Baron-Cohen segue l'idea che l'autismo sia prodotto dalla rottura in qualche punto del circuito OFC-STS-amigdala; alcuni studi mostrano delle prove su disfunzioni del lobo frontale (Piven et al., 1990; Horwitz et al., 1988), altri mostrano prove di disfunzioni del lobo temporale (DeLong, 1978; Hauser, DeLong e Rosman, 1975); altri ancora mostrano prove di disfunzione dell'amigdala. Naturalmente, benché questi studi sembrino adattarsi abbastanza bene al suo modello (Baron-Cohen, 1995), le prove non sono così precise, per esempio, questi studi non specificano in quale regione del lobo frontale o temporale la lesione o l'anormalità si trova, inoltre, ci sono altri studi nei quali l'anomalia non si trova nel circuito che è stato indicato, quindi dimostrare se queste ultime siano centrali per il sistema di lettura della mente diventa difficile ma è un compito importante.

Naturalmente, dagli studi degli effetti delle lesioni in queste tre aree, ci si aspetta una differente serie di sintomi derivanti da ogni tipo di danno.
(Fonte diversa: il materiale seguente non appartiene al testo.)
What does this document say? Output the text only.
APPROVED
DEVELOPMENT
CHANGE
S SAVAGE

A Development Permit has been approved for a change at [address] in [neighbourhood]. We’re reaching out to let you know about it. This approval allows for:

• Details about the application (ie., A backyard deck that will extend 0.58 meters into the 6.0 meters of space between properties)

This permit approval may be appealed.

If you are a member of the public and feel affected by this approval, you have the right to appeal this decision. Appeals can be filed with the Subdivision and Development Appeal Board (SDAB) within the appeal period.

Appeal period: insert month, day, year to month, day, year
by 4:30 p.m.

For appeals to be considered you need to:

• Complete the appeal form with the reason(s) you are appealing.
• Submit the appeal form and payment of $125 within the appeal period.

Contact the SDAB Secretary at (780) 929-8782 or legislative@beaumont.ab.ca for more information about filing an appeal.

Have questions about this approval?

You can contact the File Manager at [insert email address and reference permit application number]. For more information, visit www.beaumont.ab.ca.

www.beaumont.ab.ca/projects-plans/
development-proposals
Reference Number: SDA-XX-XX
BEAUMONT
Per esempio, se il danno si trova nel OFC, ci si aspetta dei sintomi tipici: danneggiamento del giudizio sociale, deficit della pragmatica del linguaggio, riduzione dell'aggressività, indifferenza, diminuzione della valutazione del pericolo, esplorazione iper-olfattiva e eccessiva attività. Tutti questi sintomi sono stati documentati come effetti di una lesione al OFC (Baron-Cohen e Ring, 1994), e tutti sono comuni nell'autismo.

Similarmente, se il danno è nell'amigdala, uno degli aspetti dei sintomi tipici sarà: anormalità nella percezione sociale, fallimento delle unioni emozionali significative agli stimoli, diminuzione dell'aggressività, paura, comportamenti di affiliazione; e anche questi sintomi sono comuni nell'autismo.
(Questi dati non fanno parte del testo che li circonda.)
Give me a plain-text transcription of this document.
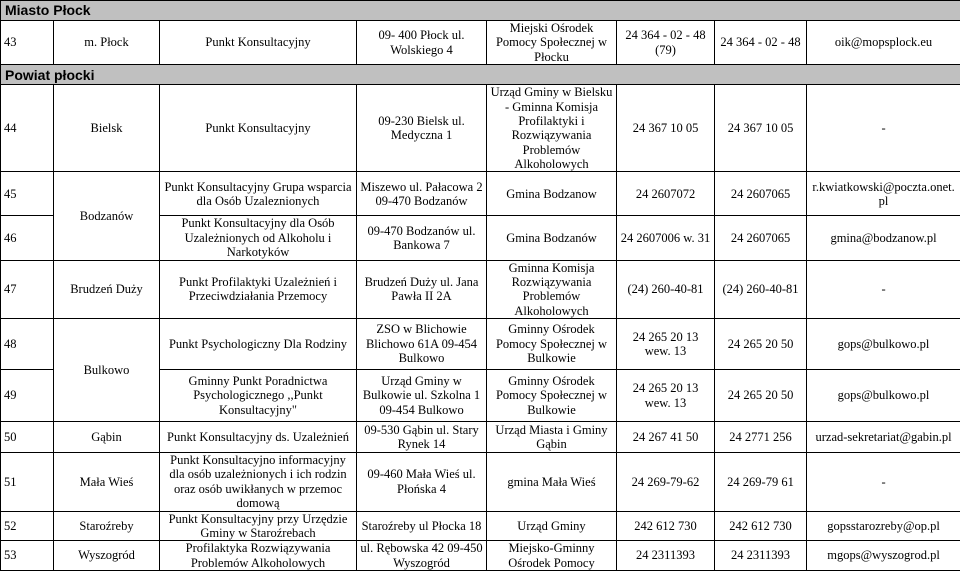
Miasto Płock							
43	m. Płock	Punkt Konsultacyjny	09- 400 Płock ul. Wolskiego 4	Miejski Ośrodek Pomocy Społecznej w Płocku	24 364 - 02 - 48 (79)	24 364 - 02 - 48	oik@mopsplock.eu
Powiat płocki							
44	Bielsk	Punkt Konsultacyjny	09-230 Bielsk ul. Medyczna 1	Urząd Gminy w Bielsku - Gminna Komisja Profilaktyki i Rozwiązywania Problemów Alkoholowych	24 367 10 05	24 367 10 05	-
45	Bodzanów	Punkt Konsultacyjny Grupa wsparcia dla Osób Uzaleznionych	Miszewo ul. Pałacowa 2 09-470 Bodzanów	Gmina Bodzanow	24 2607072	24 2607065	r.kwiatkowski@poczta.onet.pl
46		Punkt Konsultacyjny dla Osób Uzależnionych od Alkoholu i Narkotyków	09-470 Bodzanów ul. Bankowa 7	Gmina Bodzanów	24 2607006 w. 31	24 2607065	gmina@bodzanow.pl
47	Brudzeń Duży	Punkt Profilaktyki Uzależnień i Przeciwdziałania Przemocy	Brudzeń Duży ul. Jana Pawła II 2A	Gminna Komisja Rozwiązywania Problemów Alkoholowych	(24) 260-40-81	(24) 260-40-81	-
48	Bulkowo	Punkt Psychologiczny Dla Rodziny	ZSO w Blichowie Blichowo 61A 09-454 Bulkowo	Gminny Ośrodek Pomocy Społecznej w Bulkowie	24 265 20 13 wew. 13	24 265 20 50	gops@bulkowo.pl
49		Gminny Punkt Poradnictwa Psychologicznego ,,Punkt Konsultacyjny"	Urząd Gminy w Bulkowie ul. Szkolna 1 09-454 Bulkowo	Gminny Ośrodek Pomocy Społecznej w Bulkowie	24 265 20 13 wew. 13	24 265 20 50	gops@bulkowo.pl
50	Gąbin	Punkt Konsultacyjny ds. Uzależnień	09-530 Gąbin ul. Stary Rynek 14	Urząd Miasta i Gminy Gąbin	24 267 41 50	24 2771 256	urzad-sekretariat@gabin.pl
51	Mała Wieś	Punkt Konsultacyjno informacyjny dla osób uzależnionych i ich rodzin oraz osób uwikłanych w przemoc domową	09-460 Mała Wieś ul. Płońska 4	gmina Mała Wieś	24 269-79-62	24 269-79 61	-
52	Staroźreby	Punkt Konsultacyjny przy Urzędzie Gminy w Staroźrebach	Staroźreby ul Płocka 18	Urząd Gminy	242 612 730	242 612 730	gopsstarozreby@op.pl
53	Wyszogród	Profilaktyka Rozwiązywania Problemów Alkoholowych	ul. Rębowska 42 09-450 Wyszogród	Miejsko-Gminny Ośrodek Pomocy	24 2311393	24 2311393	mgops@wyszogrod.pl
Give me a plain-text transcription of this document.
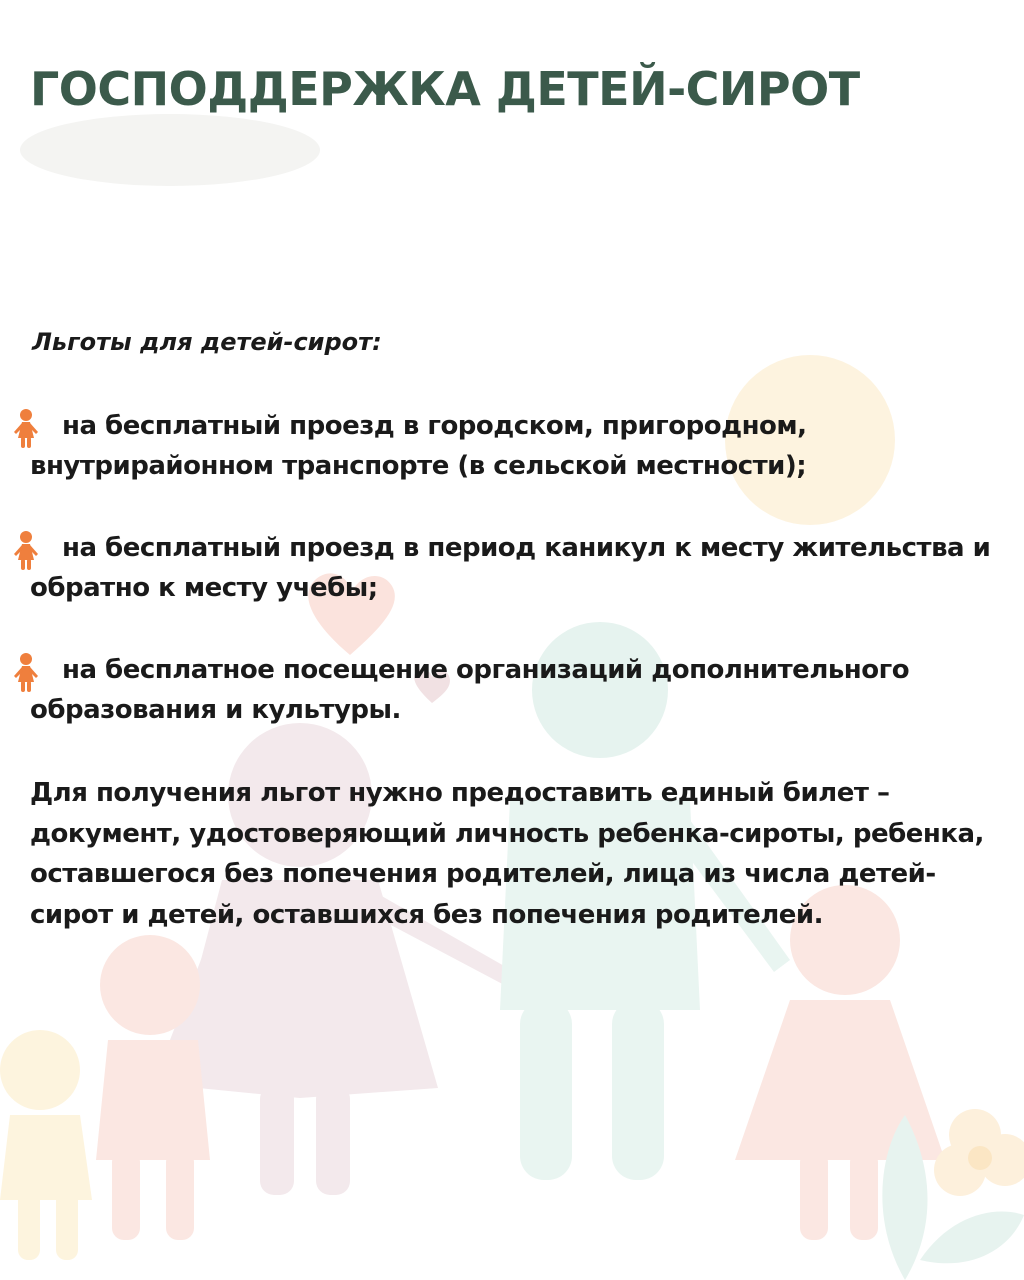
ГОСПОДДЕРЖКА ДЕТЕЙ-СИРОТ

Льготы для детей-сирот:

на бесплатный проезд в городском, пригородном, внутрирайонном транспорте (в сельской местности);
на бесплатный проезд в период каникул к месту жительства и обратно к месту учебы;
на бесплатное посещение организаций дополнительного образования и культуры.

Для получения льгот нужно предоставить единый билет – документ, удостоверяющий личность ребенка-сироты, ребенка, оставшегося без попечения родителей, лица из числа детей-сирот и детей, оставшихся без попечения родителей.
Infine, se la lesione si trova nel STS, ci si aspetta deficit non solo nel EDD ma anche in relazione ai compiti di elaborazione dei visi, e, dipende dall'estensione del danno al lobo temporale, ci possono essere delle difficoltà nel linguaggio (dal centro della comprensione del linguaggio, chiamata area di Wernike, a quella temporale), comuni in questo disturbo.